El público aclamaba, aplaudía, gritaba, algunos lloraban, manos arriba para recibir el espíritu santo, mientras que otros danzaban al ritmo del grupo que interpretaba canciones cristianas en directo.
Personas comunes y corrientes como obreros,
secretarias, abogados, médicos, taxistas, estudiantes, la mayoría de barrios de
pobreza que asistían a la iglesia evangélica “Cristo Viene Pronto”, ubicada en
Bella Vista, Ciudad de Panamá.
Entre los hermanos estaba Patricia García, con
inmensa fortuna, dueña de cuantiosos terrenos y acciones en varias empresas, dama
que perdió su fe en el catolicismo, además era una de las que aportaba fuertes sumas de dinero al pastor Alfredo de Luca.
Varios tenían problemas de identidad, drogadictos,
maleantes que buscaban una salida a sus conflictos internos con la palabra de
Cristo, pero también asistían gente de buena fe y dispuesta a ayudar al
prójimo.
El pastor Alfredo de Luca, vivía en el hotel
Monteserín, ubicado en Santa Ana, tenía un carro del año 1978, japonés, un
conductor, dos secretarias y una oficina donde atendía a los “hermanos”, ubicada en la inmensa iglesia evangélica.
Casado, con 45 años, tenía una hija de 20 años, quien estudiaba medicina en México, era blanco, de baja estatura, calvo barrigón,
vestía siempre traje de calle y le encantaban las adolescentes.
Toda su manutención era costeada por los hermanos de
la iglesia, quienes daban el 10% de sus ingresos en concepto de diezmo, más las
contribuciones de Patricia García.
El pastor soñaba con un imperio grande, tener una
radioemisora, ampliar la iglesia y abrir otras en las capitales de provincia.
Cuando su mujer no estaba se iba con adolescentes de
16 o 17 años, a una casa que tenía en Villalobos, corregimiento de Pedregal,
donde saciaba su apetito sexual interminable.
Pocos sabían del asunto, pero ninguno se atrevía a
denunciarlo o hablar de la pedofilia porque el pastor era
muy amigo del Estado Mayor de la Guardia Nacional y no querían problemas con
los militares que gobernaban.
Ese tema era un tabú, no solo de los pastores, sino de
muchos curas y denunciarlo ante las autoridades era imposible, así como
probarlo en una fiscalía.
Alfredo de Luca estaba loquito con Antonella Pietro,
la nieta de un migrante italiano, antiguo dueño de una pizzería en Río Abajo,
quien iba con su madre a la iglesia, ya que la señora quedó en la bancarrota en
un negocio que le resultó mal.
Antonella Pietro, era alta para su edad, tenía el
cabello, negro, ojos verdes, senos inmensos y un cuerpo que no correspondía a
su edad, el que la veía en la calle pensaba que la chica tendría unos 21 años.

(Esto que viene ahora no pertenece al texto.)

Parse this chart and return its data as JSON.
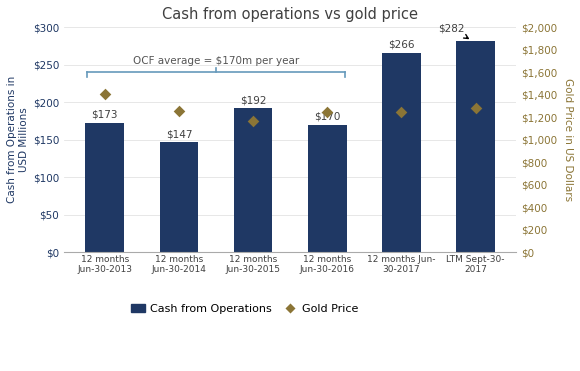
{
  "title": "Cash from operations vs gold price",
  "categories": [
    "12 months\nJun-30-2013",
    "12 months\nJun-30-2014",
    "12 months\nJun-30-2015",
    "12 months\nJun-30-2016",
    "12 months Jun-\n30-2017",
    "LTM Sept-30-\n2017"
  ],
  "ocf_values": [
    173,
    147,
    192,
    170,
    266,
    282
  ],
  "gold_prices": [
    1410,
    1260,
    1165,
    1250,
    1250,
    1280
  ],
  "bar_color": "#1F3864",
  "gold_color": "#8B7536",
  "left_ylabel": "Cash from Operations in\nUSD Millions",
  "right_ylabel": "Gold Price in US Dollars",
  "left_ylim": [
    0,
    300
  ],
  "right_ylim": [
    0,
    2000
  ],
  "left_yticks": [
    0,
    50,
    100,
    150,
    200,
    250,
    300
  ],
  "left_yticklabels": [
    "$0",
    "$50",
    "$100",
    "$150",
    "$200",
    "$250",
    "$300"
  ],
  "right_yticks": [
    0,
    200,
    400,
    600,
    800,
    1000,
    1200,
    1400,
    1600,
    1800,
    2000
  ],
  "right_yticklabels": [
    "$0",
    "$200",
    "$400",
    "$600",
    "$800",
    "$1,000",
    "$1,200",
    "$1,400",
    "$1,600",
    "$1,800",
    "$2,000"
  ],
  "ocf_annotation": "OCF average = $170m per year",
  "legend_bar_label": "Cash from Operations",
  "legend_marker_label": "Gold Price",
  "title_color": "#404040",
  "left_axis_color": "#1F3864",
  "right_axis_color": "#8B7536",
  "bar_labels": [
    "$173",
    "$147",
    "$192",
    "$170",
    "$266",
    "$282"
  ],
  "label_color": "#404040"
}
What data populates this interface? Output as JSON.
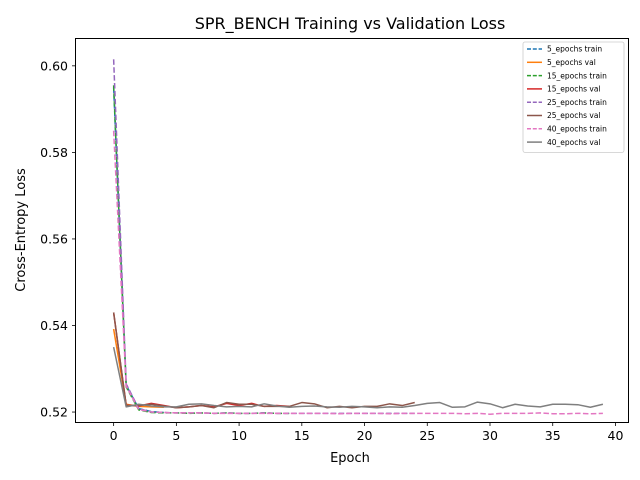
{
  "chart_data": {
    "type": "line",
    "title": "SPR_BENCH Training vs Validation Loss",
    "xlabel": "Epoch",
    "ylabel": "Cross-Entropy Loss",
    "xlim": [
      -3,
      41
    ],
    "ylim": [
      0.5177,
      0.6062
    ],
    "xticks": [
      0,
      5,
      10,
      15,
      20,
      25,
      30,
      35,
      40
    ],
    "yticks": [
      0.52,
      0.54,
      0.56,
      0.58,
      0.6
    ],
    "ytick_labels": [
      "0.52",
      "0.54",
      "0.56",
      "0.58",
      "0.60"
    ],
    "grid": false,
    "legend_position": "top-right",
    "series": [
      {
        "name": "5_epochs train",
        "color": "#1f77b4",
        "dash": true,
        "x": [
          0,
          1,
          2,
          3,
          4
        ],
        "y": [
          0.595,
          0.5262,
          0.5208,
          0.5201,
          0.5199
        ]
      },
      {
        "name": "5_epochs val",
        "color": "#ff7f0e",
        "dash": false,
        "x": [
          0,
          1,
          2,
          3,
          4
        ],
        "y": [
          0.5392,
          0.5218,
          0.5213,
          0.5212,
          0.5211
        ]
      },
      {
        "name": "15_epochs train",
        "color": "#2ca02c",
        "dash": true,
        "x": [
          0,
          1,
          2,
          3,
          4,
          5,
          6,
          7,
          8,
          9,
          10,
          11,
          12,
          13,
          14
        ],
        "y": [
          0.5955,
          0.5258,
          0.5205,
          0.5199,
          0.5198,
          0.5198,
          0.5197,
          0.5198,
          0.5197,
          0.5198,
          0.5197,
          0.5197,
          0.5198,
          0.5197,
          0.5197
        ]
      },
      {
        "name": "15_epochs val",
        "color": "#d62728",
        "dash": false,
        "x": [
          0,
          1,
          2,
          3,
          4,
          5,
          6,
          7,
          8,
          9,
          10,
          11,
          12,
          13,
          14
        ],
        "y": [
          0.543,
          0.5216,
          0.5214,
          0.522,
          0.5215,
          0.521,
          0.5212,
          0.5215,
          0.5212,
          0.522,
          0.5215,
          0.522,
          0.5213,
          0.5215,
          0.5213
        ]
      },
      {
        "name": "25_epochs train",
        "color": "#9467bd",
        "dash": true,
        "x": [
          0,
          1,
          2,
          3,
          4,
          5,
          6,
          7,
          8,
          9,
          10,
          11,
          12,
          13,
          14,
          15,
          16,
          17,
          18,
          19,
          20,
          21,
          22,
          23,
          24
        ],
        "y": [
          0.6015,
          0.5265,
          0.5208,
          0.52,
          0.5199,
          0.5198,
          0.5198,
          0.5198,
          0.5197,
          0.5198,
          0.5197,
          0.5197,
          0.5198,
          0.5197,
          0.5197,
          0.5197,
          0.5197,
          0.5197,
          0.5197,
          0.5197,
          0.5197,
          0.5197,
          0.5197,
          0.5197,
          0.5197
        ]
      },
      {
        "name": "25_epochs val",
        "color": "#8c564b",
        "dash": false,
        "x": [
          0,
          1,
          2,
          3,
          4,
          5,
          6,
          7,
          8,
          9,
          10,
          11,
          12,
          13,
          14,
          15,
          16,
          17,
          18,
          19,
          20,
          21,
          22,
          23,
          24
        ],
        "y": [
          0.543,
          0.5215,
          0.5215,
          0.5218,
          0.5214,
          0.521,
          0.5212,
          0.5215,
          0.521,
          0.5222,
          0.5218,
          0.5218,
          0.5213,
          0.5213,
          0.5213,
          0.5222,
          0.5219,
          0.521,
          0.5213,
          0.521,
          0.5213,
          0.5213,
          0.5219,
          0.5215,
          0.5222
        ]
      },
      {
        "name": "40_epochs train",
        "color": "#e377c2",
        "dash": true,
        "x": [
          0,
          1,
          2,
          3,
          4,
          5,
          6,
          7,
          8,
          9,
          10,
          11,
          12,
          13,
          14,
          15,
          16,
          17,
          18,
          19,
          20,
          21,
          22,
          23,
          24,
          25,
          26,
          27,
          28,
          29,
          30,
          31,
          32,
          33,
          34,
          35,
          36,
          37,
          38,
          39
        ],
        "y": [
          0.585,
          0.526,
          0.5206,
          0.52,
          0.5199,
          0.5198,
          0.5198,
          0.5198,
          0.5197,
          0.5197,
          0.5197,
          0.5197,
          0.5197,
          0.5197,
          0.5197,
          0.5197,
          0.5197,
          0.5197,
          0.5196,
          0.5197,
          0.5197,
          0.5197,
          0.5196,
          0.5197,
          0.5197,
          0.5197,
          0.5197,
          0.5197,
          0.5196,
          0.5197,
          0.5195,
          0.5197,
          0.5197,
          0.5197,
          0.5198,
          0.5196,
          0.5196,
          0.5197,
          0.5196,
          0.5197
        ]
      },
      {
        "name": "40_epochs val",
        "color": "#7f7f7f",
        "dash": false,
        "x": [
          0,
          1,
          2,
          3,
          4,
          5,
          6,
          7,
          8,
          9,
          10,
          11,
          12,
          13,
          14,
          15,
          16,
          17,
          18,
          19,
          20,
          21,
          22,
          23,
          24,
          25,
          26,
          27,
          28,
          29,
          30,
          31,
          32,
          33,
          34,
          35,
          36,
          37,
          38,
          39
        ],
        "y": [
          0.535,
          0.5212,
          0.5218,
          0.5214,
          0.5212,
          0.5212,
          0.5218,
          0.5219,
          0.5215,
          0.5212,
          0.5213,
          0.5212,
          0.5219,
          0.5214,
          0.5211,
          0.5213,
          0.5214,
          0.5212,
          0.5211,
          0.5213,
          0.5212,
          0.521,
          0.5212,
          0.5211,
          0.5215,
          0.522,
          0.5222,
          0.5211,
          0.5212,
          0.5223,
          0.5219,
          0.521,
          0.5218,
          0.5214,
          0.5212,
          0.5218,
          0.5218,
          0.5217,
          0.5211,
          0.5218
        ]
      }
    ]
  }
}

La acosaba, la llamaba a su vivienda, la citaba, le
regalaba rosas, entre otras cosas, hasta que la chiquilla le contó a su madre
lo acontecido.
Para acabar con el asunto, en un culto, todos
cantaban, danzaban, el pastor predicaba hasta que la molesta madre, pidió el
micrófono para cantar y alabar a Jesucristo.
Sin embargo, no lo hizo, sino que denunció que el
pastor del rebaño quería devorar a las ovejitas pequeñas, lo que dejó al
jerarca religioso estupefacto e intentó quitarle el aparato tecnológico hasta
que un hermano ujier lo impidió.
El pastor comenzó a llorar, el público sorprendido,
solamente lo miraba, Alfredo de Luca tomó el micrófono, ofreció sus disculpas y
dijo que también era blanco de demonios porque era un ser humano.
Tras la confesión, la mitad de los hermanos abandonó
la iglesia, pero otros se quedaron para apoyarlo.
A los dos días, el periódico Crítica publicó en su
primera plana: “Pastor confiesa que le gustaban las chiquillas”.
Su futuro imperio se desplomó.
Así debe ser con todos esos padres y pastores enfermos que siguen en esa vida.